YOUNGSTOWN SCHOOLS Leaders report on improvement effort



The district has improved in 10 of 16 targeted academic areas, and lost ground in six.
By RON COLE
VINDICATOR EDUCATION WRITER
YOUNGSTOWN -- Two years after the city schools developed a plan to boost student achievement, progress is mixed, but school and community leaders remain upbeat that improvement will come.
"I am slightly optimistic," said Joe Mansky, business manager of Plumbers & amp; Pipefitters Local 396 and a member of the city schools' Urban Congress. "It's still early in the game."
"The structure is in place," said Edna Pincham, former city schools board member and also an Urban Congress member. "All that we really need now is for parents, administrators, community, all of us to become involved in the system."
Improvement plan progress
Mansky and Pincham were among several community members, students and educators who spoke Thursday night when the Urban Congress reported on the progress of the district's continuous improvement plan.
State Superintendent Susan Zelman was expected to attend a repeat of the presentation this morning at Choffin Career and Technical Center.
The school board approved the 277-page improvement plan two years ago as a blueprint to move the 10,200-pupil system out of academic emergency by 2006.
The Urban Congress, a group of about 100 business, labor, religious and educational leaders led by Julie Michael, Gov. Bob Taft's local representative, was formed to oversee implementation.
The plan pinpointed 16 specific academic areas for improvement. In two years, the district has shown increases in 10 of the 16, and lost ground in six, according to Ohio Department of Education records.
Pincham and Mansky said they see small yet steady progress and believe the district remains on pace to get out of academic emergency on target.
"I'm impressed with the development that has taken place," Mansky said before Thursday's meeting.
"I've always been one that was kind of skeptical of the school system in general ... but I have been duly impressed with what I have seen down there, and hopefully it's going to translate into something positive."

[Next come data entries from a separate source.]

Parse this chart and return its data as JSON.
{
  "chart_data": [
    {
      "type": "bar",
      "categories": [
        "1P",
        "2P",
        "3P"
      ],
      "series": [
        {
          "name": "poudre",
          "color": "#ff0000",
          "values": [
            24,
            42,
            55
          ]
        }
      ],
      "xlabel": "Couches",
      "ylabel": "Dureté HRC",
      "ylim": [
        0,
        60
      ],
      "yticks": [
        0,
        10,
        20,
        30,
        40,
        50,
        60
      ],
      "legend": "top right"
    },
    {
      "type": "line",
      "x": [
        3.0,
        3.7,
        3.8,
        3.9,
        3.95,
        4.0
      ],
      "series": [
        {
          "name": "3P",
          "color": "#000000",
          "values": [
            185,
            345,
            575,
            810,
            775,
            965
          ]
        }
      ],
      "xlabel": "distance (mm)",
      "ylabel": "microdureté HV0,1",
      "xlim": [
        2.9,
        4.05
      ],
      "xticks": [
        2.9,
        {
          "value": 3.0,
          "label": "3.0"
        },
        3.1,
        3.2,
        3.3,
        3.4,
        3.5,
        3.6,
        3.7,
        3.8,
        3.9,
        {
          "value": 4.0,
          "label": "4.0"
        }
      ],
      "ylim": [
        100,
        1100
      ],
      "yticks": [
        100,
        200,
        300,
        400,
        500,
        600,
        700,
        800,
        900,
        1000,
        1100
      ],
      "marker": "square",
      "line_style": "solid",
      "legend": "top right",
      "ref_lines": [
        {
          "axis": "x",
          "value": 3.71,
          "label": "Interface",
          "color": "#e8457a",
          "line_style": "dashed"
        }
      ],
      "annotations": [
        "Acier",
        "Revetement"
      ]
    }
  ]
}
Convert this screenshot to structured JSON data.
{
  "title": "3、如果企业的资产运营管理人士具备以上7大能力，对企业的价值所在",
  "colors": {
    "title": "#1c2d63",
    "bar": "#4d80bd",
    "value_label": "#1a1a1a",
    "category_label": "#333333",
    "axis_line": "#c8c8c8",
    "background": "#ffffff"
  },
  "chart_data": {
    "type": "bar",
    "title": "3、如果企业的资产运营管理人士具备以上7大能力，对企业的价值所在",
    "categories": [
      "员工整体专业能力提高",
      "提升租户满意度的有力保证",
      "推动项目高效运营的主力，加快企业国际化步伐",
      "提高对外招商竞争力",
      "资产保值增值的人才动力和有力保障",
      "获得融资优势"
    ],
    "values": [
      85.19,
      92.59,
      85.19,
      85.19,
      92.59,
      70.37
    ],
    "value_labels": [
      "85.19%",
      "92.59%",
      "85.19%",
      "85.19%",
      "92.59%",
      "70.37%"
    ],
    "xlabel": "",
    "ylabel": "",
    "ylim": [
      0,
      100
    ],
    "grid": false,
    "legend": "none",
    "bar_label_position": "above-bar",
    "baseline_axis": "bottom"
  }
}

Mansky leads a committee charged with bringing the district's graduation rate up to the state minimum standard of 90 percent. In the last two years, the rate has dropped from 68.2 percent to 53.8 percent.
Many programs have been identified and implemented to boost the rate, he said. "But it's probably going to take another couple of years before they will show any effect," he said.
Test scores
Pincham leads a committee charged with improving the district's proficiency test scores. The school district met five of 27 minimum performance standards on the 2002 state report card, up from four standards the previous two years. Only two school districts in Ohio met fewer standards.
While the district met only five standards, Pincham noted the test scores improved in 17 areas.
She said improvement will continue to come in small increments, and she said it's vital that more parents and community members get behind the effort.
"We can plan and sit down and talk about what we need to do, but until we get people actually doing things, it will not work," Pincham said before Thursday's meeting.